Texto publicado no jornal “Portugal em Foco”, por Albino Castro, Lisboa, 16 setembro de 2021.
Obras de ficção literária possuem, invariavelmente, personagens criados pelo autor. São exceções, naturalmente, os romances históricos, que se tornaram sucesso mundial na segunda metade do século passado, bem como as biografias, que nunca saíram de moda, desde os primórdios bíblicos – a partir dos primeiros livros do austero Velho Testamento. Mas existem obras de ficção nas quais os próprios autores são, igualmente, irreais. Não, exatamente, um pseudônimo, porém, um heterônimo, isto é, um personagem, que é escritor e narra, sob seu olhar, um universo que nem sempre ele mesmo, com nome e sobrenome originais, seria capaz de descrever com tamanha destrezza. Um dos mestres dos heterônimos, na nossa língua, foi o lisboeta Fernando Pessoa (1888 – 1935), intelectual de vocação renascentista, reunindo talentos de poeta, filósofo, dramaturgo, ensaísta e exímio crítico literário.
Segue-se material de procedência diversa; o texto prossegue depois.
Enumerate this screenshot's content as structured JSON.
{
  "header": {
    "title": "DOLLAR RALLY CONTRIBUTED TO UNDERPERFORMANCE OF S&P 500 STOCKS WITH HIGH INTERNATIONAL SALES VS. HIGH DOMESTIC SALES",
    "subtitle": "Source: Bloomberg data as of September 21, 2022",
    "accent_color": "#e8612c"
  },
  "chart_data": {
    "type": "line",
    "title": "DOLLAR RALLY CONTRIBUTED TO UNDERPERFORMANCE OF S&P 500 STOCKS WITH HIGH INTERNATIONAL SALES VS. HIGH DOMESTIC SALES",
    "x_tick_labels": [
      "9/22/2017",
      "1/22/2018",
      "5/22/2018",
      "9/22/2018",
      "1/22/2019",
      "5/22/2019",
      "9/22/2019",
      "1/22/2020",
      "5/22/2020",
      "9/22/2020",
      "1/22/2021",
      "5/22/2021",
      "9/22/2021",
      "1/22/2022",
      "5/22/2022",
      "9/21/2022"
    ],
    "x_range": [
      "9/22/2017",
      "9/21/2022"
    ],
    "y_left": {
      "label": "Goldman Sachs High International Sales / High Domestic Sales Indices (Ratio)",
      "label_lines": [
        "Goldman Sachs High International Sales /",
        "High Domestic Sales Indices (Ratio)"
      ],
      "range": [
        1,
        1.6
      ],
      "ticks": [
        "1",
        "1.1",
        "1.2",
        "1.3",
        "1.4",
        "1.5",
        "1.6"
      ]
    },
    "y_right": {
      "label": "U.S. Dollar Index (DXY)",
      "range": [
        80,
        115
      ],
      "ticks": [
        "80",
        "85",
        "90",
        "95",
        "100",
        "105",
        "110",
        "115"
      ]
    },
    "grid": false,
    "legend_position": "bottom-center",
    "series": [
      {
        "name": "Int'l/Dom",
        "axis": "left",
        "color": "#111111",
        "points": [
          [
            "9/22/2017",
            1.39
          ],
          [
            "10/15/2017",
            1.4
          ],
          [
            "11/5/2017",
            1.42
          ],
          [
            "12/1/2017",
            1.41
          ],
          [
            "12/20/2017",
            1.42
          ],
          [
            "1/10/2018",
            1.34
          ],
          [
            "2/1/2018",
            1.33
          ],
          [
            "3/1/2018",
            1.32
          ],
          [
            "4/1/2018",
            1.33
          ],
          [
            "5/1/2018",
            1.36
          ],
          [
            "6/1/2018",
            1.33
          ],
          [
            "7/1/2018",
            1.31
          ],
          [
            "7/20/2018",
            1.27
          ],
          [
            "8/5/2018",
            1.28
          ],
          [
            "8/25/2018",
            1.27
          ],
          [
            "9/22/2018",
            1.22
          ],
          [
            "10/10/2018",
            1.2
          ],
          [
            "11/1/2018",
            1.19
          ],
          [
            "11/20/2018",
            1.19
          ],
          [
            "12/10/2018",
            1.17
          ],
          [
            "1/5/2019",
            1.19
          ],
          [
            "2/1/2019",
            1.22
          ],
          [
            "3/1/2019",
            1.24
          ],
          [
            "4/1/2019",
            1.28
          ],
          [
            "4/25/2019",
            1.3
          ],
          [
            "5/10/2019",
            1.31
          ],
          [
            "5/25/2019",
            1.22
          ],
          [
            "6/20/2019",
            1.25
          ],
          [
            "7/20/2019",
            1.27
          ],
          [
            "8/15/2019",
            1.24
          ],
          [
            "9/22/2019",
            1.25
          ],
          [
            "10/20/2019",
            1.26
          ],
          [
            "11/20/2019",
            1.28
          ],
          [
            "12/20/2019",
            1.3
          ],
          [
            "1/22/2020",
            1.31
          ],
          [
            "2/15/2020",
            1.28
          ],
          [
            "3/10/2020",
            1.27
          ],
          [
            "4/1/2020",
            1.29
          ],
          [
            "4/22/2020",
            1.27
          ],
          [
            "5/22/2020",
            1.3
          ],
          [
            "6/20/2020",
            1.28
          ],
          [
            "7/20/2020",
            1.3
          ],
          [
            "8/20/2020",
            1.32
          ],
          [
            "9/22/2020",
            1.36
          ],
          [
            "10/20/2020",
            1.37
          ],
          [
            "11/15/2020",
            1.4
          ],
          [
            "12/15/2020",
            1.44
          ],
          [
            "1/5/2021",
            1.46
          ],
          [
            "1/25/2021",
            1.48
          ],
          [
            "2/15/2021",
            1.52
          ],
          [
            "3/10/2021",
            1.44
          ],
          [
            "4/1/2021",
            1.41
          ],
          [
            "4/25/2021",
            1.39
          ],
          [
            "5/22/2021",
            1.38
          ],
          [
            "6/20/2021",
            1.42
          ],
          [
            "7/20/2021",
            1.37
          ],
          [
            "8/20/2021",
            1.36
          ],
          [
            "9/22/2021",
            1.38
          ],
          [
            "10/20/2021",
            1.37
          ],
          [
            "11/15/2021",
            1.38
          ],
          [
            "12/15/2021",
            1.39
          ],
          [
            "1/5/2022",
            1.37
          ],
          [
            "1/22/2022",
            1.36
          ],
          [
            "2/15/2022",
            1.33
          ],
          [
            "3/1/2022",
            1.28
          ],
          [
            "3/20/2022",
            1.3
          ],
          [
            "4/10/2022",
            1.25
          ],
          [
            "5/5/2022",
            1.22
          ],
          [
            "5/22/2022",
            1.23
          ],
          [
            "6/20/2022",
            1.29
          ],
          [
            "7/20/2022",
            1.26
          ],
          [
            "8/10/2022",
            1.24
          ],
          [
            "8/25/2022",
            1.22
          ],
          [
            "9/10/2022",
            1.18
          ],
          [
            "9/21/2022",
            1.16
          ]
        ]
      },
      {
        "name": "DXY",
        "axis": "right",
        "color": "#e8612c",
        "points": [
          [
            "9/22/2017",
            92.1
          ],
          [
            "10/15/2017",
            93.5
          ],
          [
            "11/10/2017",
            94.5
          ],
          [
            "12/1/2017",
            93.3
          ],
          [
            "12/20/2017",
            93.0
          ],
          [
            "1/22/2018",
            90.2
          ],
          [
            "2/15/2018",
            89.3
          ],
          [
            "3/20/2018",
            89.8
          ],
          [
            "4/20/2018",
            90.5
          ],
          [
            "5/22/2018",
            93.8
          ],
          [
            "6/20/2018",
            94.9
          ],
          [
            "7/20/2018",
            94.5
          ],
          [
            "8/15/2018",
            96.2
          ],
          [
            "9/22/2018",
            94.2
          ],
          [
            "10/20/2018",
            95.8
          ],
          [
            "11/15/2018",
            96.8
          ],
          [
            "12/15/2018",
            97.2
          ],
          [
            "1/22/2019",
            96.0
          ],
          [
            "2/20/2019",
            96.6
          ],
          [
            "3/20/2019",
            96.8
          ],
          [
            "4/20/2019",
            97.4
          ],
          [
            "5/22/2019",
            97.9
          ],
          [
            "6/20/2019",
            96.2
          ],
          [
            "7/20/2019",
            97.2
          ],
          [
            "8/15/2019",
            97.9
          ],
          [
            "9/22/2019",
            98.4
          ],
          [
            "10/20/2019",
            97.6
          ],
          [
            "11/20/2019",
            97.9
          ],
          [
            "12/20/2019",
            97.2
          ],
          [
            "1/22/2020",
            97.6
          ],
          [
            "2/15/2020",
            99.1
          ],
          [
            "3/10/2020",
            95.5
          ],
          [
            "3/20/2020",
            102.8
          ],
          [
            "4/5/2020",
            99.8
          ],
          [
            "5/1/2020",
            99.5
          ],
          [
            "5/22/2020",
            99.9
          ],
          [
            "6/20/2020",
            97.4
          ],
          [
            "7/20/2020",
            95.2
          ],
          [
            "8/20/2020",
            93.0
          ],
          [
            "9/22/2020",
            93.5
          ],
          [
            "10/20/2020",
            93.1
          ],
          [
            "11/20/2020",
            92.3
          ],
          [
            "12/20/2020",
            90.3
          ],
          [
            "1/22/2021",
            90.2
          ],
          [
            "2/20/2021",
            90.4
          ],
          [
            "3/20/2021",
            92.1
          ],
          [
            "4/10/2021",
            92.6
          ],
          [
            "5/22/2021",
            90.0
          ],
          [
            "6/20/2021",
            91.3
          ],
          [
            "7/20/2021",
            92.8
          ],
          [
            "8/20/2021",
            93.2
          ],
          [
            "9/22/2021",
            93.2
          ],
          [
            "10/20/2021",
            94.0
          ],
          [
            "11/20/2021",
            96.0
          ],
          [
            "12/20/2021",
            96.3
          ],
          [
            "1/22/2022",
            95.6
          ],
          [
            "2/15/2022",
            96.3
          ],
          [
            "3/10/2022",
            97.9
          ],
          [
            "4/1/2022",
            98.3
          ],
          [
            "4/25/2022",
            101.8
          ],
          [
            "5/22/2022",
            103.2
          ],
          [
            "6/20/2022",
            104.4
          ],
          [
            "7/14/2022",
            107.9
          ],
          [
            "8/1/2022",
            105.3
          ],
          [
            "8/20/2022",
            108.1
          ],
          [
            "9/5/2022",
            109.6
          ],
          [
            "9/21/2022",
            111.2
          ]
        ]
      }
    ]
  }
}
Maior homem de letras do Portugal do século XX, na minha opinião, Pessoa construiu, em seus versos, três extraordinários heterônimos – Ricardo Reis, Álvaro de Campos e Alberto Caieiro. “Pessoa inventava poetas inteiros” – sublinhou, com razão, o poeta americano Robert Hass, de 80 anos, nascido em San Francisco e professor da Universidade da Califórnia. Outro mestre dos heterônimos é o meu caríssimo amigo Durval de Noronha Goyos, de 68 anos, paulista de São José do Rio Preto, descendente, por parte do pai, de nobre família lusitana, vinculada aos cruzados hospitalários do Crato, ao Norte de Portugal, e, pela mãe, italianíssimo – e cujo avô, um de seus inspiradores, bateu-se contra o nazifascismo no Bel Paese. Noronha Goyos, com o heterônimo de António Paixão, lançou o memorável “Annus Horribiblis 2020” – saudado, inclusive, em Lisboa, na celebrada Feira do Livro de 2021, inaugurada no último dia 26 de agosto.
António Paixão, embora seja um personagem de São Paulo, é, a rigor, um clássico jornalista dos anos dourados do Rio de Janeiro, que mescla, com rara desenvoltura, um bom trago com posturas esquerdistas. Como Millôr Fernandes (1923 – 2012), carioca do Meyer, criador do “Pif-Paf”, o genial Sergio Porto (1923 – 1968), carioca de Copacabana, que usava o pseudônimo de Stanislaw Ponte Preta, ou o apaixonado austo Wolff (1940 – 2008), meu querido e saudoso sogro, pai de Dona Andrea Wolffenbüttel, gaúcho de Santo Ângelo, mas carioquíssimo da gema e um dos fundadores do semanário “O Pasquim”. O personagem de Noronha Goyos, o jornalista boêmio e desempregado, por opção, é uma mistura de todos os velhos e rebeldes homens de imprensa da época na qual as composições dos textos eram feitas a chumbo, em pesadas máquinas Linotype, os linotipos, e as fotos reproduzidos em clichês de zinco.
“Annus Horribiblis” é uma obra de autor ficcional, entretanto, com crônicas verdadeiras do cotidiano brasileiro nestes quase dois anos de pandemia. “É um livro de combate”, afirma, no prefácio, o poeta e jornalista Adalberto Monteiro, curador da prestigiosa Fundação Maurício Grabois e membro da Direção Nacional do Partido Comunista do Brasil (PCdoB), aliás, como António Paixão. Noronha Goyos cultiva, como Pessoa, diversos heterônimos valiosos, entre os quais, o napolitano Beppe Molisano, morador do paulistano bairro do Bom Retiro, o poeta inglês Tony Malvern, mercenário da pena, que vive no Reino Unido, porém, seu principal cliente é um irlandês, e o chinês Yuese Fajing, professor de Economia na Universidade de Pequim. “Annus Horribilis 2020” é um título inesquecível.